I continue to feel satisfaction when I’ve captured something on the page. It’s the way I cope with stress, observe life and figure out what I’m really thinking. Writing is an anchor for me. I write because I could not live without words.
Writing acts as a reminder for me. Often I go back to read the words I’ve formulated, and I think, “Oh, I forgot about that.” I hadn’t remembered I felt that or a certain thing happened on a certain day. It’s like finding the unexpected twenty in your pocket. The words are spendable—treasure. Or when I’m writing fiction, I’m often surprised where the characters I’ve created take me. I’m taken aback by how much I love them and want to find out what happens to them. Hear them.
I find pleasure in the details when I write. I have bits of paper in my purses and often when I’m digging for my lipstick find a sticky note with phrases I’ve scavenged such as: “like the cat bringing the mole to the doorstep,” or “moonlight wavering on the tidal creek.” Each time I find one it’s like opening a fortune cookie and I think, “Oh, yes, I wanted to use that phrase in the scene with…”
On a pre-dawn morning in late October 1977, I set out for southern California from Dallas, Texas where I was raised. I had just earned a B.S. in Journalism and English Literature from Texas A&M University/Commerce (the school was known as East Texas State University in 1977). I drove a new brown Camaro. I was 21.
I found my way across country to San Bernardino, California, near Los Angeles, to work as a writer for Campus Crusade for Christ. Each day I drove my new car from my apartment in the foothills up the mountain to Arrowhead Springs, a famous resort that Campus Crusade had bought and redesigned for their headquarters. Each day I sat at my electric typewriter and pecked out evangelistic feature stories for their magazine, Worldwide Challenge.

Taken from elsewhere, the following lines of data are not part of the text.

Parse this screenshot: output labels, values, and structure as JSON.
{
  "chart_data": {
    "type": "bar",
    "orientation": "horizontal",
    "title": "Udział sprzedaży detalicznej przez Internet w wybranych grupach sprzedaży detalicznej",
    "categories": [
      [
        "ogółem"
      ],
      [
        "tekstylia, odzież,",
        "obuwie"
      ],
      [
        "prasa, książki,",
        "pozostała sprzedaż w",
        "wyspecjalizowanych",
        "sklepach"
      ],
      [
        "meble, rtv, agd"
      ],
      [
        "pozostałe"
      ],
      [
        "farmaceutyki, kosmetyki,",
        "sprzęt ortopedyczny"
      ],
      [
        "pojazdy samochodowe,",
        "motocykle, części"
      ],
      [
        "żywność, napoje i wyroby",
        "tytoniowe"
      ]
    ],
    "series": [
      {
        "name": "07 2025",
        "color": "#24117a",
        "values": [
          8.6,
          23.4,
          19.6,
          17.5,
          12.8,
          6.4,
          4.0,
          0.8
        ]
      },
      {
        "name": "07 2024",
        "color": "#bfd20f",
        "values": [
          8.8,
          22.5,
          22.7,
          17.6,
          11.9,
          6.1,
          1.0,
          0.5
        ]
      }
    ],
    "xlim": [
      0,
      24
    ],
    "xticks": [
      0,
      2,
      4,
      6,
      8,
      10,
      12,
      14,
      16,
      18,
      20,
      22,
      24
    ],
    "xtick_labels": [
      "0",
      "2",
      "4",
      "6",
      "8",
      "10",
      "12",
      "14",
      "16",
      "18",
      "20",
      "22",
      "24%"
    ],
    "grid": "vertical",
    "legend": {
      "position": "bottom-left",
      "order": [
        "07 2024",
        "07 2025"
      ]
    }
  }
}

After three years, I met and married a brilliant writer and editor that I met at the magazine. We had two daughters and life took us all over the country—Oregon, back to California, Illinois and finally South Carolina. Through these years I was a homemaker, homeschooler and part-time student of psychology. Writing took a backseat, yet I really never stopped picking up the pen, as I journaled consistently—writing acting as a healing agent when my marriage unraveled and I was divorced in 1999.

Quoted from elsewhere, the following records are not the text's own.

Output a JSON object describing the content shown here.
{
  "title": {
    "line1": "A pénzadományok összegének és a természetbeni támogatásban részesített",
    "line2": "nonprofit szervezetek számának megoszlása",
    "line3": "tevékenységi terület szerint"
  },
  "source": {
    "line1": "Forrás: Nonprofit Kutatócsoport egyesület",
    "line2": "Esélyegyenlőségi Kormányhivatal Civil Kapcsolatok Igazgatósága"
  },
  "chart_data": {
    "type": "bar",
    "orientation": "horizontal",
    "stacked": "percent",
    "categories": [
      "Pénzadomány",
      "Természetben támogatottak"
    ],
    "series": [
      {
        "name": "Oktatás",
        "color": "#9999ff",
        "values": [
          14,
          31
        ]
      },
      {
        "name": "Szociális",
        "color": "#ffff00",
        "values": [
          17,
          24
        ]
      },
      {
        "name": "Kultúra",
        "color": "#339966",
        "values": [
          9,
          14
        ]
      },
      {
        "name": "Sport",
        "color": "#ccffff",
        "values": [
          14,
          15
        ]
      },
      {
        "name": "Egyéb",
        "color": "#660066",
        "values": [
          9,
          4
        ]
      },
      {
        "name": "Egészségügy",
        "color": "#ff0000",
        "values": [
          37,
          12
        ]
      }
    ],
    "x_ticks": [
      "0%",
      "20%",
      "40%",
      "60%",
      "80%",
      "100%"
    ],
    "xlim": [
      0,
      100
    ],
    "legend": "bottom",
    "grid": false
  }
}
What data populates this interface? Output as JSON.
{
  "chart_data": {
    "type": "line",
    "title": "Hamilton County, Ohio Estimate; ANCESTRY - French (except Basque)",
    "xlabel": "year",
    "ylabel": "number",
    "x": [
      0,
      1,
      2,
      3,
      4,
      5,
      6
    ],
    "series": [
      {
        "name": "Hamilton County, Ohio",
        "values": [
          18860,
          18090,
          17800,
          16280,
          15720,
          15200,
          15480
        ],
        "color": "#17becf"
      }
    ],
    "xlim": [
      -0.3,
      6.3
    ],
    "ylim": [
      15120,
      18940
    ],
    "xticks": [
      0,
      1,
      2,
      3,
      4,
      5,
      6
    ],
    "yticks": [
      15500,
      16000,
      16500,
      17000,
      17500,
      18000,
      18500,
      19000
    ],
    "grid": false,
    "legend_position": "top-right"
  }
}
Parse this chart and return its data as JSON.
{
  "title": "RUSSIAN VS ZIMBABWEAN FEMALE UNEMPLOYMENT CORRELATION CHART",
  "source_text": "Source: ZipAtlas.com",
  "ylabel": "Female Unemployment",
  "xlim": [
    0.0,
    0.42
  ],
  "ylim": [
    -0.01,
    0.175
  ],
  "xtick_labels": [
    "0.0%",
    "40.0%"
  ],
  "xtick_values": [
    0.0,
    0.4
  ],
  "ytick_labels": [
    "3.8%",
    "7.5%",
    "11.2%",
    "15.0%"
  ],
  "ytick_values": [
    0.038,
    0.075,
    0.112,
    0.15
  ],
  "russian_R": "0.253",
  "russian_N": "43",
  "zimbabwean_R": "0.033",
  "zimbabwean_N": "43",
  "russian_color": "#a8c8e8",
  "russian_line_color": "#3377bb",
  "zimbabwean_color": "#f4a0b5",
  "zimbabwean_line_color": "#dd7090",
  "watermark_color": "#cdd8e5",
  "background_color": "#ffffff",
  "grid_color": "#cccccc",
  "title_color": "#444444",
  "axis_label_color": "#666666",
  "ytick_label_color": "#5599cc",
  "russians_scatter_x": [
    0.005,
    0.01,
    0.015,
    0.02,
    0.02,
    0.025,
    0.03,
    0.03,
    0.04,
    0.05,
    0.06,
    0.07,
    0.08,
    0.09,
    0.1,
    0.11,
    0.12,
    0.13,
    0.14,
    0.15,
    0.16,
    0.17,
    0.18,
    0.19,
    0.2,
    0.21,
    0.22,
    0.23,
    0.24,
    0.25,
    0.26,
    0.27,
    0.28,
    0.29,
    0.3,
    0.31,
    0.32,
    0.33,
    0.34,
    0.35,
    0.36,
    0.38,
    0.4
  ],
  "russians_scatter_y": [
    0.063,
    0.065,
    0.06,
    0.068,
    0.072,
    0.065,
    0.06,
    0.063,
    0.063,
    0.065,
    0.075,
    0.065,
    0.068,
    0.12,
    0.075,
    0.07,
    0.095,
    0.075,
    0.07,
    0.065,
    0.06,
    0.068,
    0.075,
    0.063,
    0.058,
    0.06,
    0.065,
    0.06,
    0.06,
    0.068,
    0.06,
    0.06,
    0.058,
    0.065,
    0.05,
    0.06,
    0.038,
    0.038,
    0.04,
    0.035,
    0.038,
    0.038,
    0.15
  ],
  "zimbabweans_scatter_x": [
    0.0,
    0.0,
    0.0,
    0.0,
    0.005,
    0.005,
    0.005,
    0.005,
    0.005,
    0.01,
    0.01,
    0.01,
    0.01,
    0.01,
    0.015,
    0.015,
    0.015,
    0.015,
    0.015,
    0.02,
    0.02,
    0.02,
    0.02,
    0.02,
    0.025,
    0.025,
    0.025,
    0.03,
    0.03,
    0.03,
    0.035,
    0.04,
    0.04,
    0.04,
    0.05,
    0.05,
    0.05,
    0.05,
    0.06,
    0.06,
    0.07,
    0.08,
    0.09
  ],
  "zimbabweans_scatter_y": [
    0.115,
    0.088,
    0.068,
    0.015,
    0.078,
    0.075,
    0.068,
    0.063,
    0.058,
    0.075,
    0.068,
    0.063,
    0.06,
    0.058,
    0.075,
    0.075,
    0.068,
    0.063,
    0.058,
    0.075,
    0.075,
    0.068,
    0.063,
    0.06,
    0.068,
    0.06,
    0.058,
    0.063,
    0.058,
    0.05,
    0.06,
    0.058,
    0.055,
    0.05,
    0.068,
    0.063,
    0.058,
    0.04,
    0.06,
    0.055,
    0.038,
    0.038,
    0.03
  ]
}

I eventually married an Italian man I had met at age 17. But that’s another story—a book, actually—that brought me back to writing again when I decided to tell our story. (Read an excerpt of An Ocean Away under Books). Missing God, a novel, followed soon after, and explores grief, loss and addiction—linking that shadowy place to a more hopeful terrain of expectation and possibility for change.
My most recent title, On A Clear Blue Day, is a collection of 96 readings for contemplation and reflection that move through the seasons of the year. Each essay engages the reader with such topics as regret, intimacy, vulnerability and imperfection. I attempt to weave a divine thread through the quotidian.
Currently I live in Charleston, South Carolina with my Italian husband. My writing often reflects love of metaphor and the symbolism found in dreams—those parables in the night watches. My faith in God is foundational to my life—His grace my indelible refuge.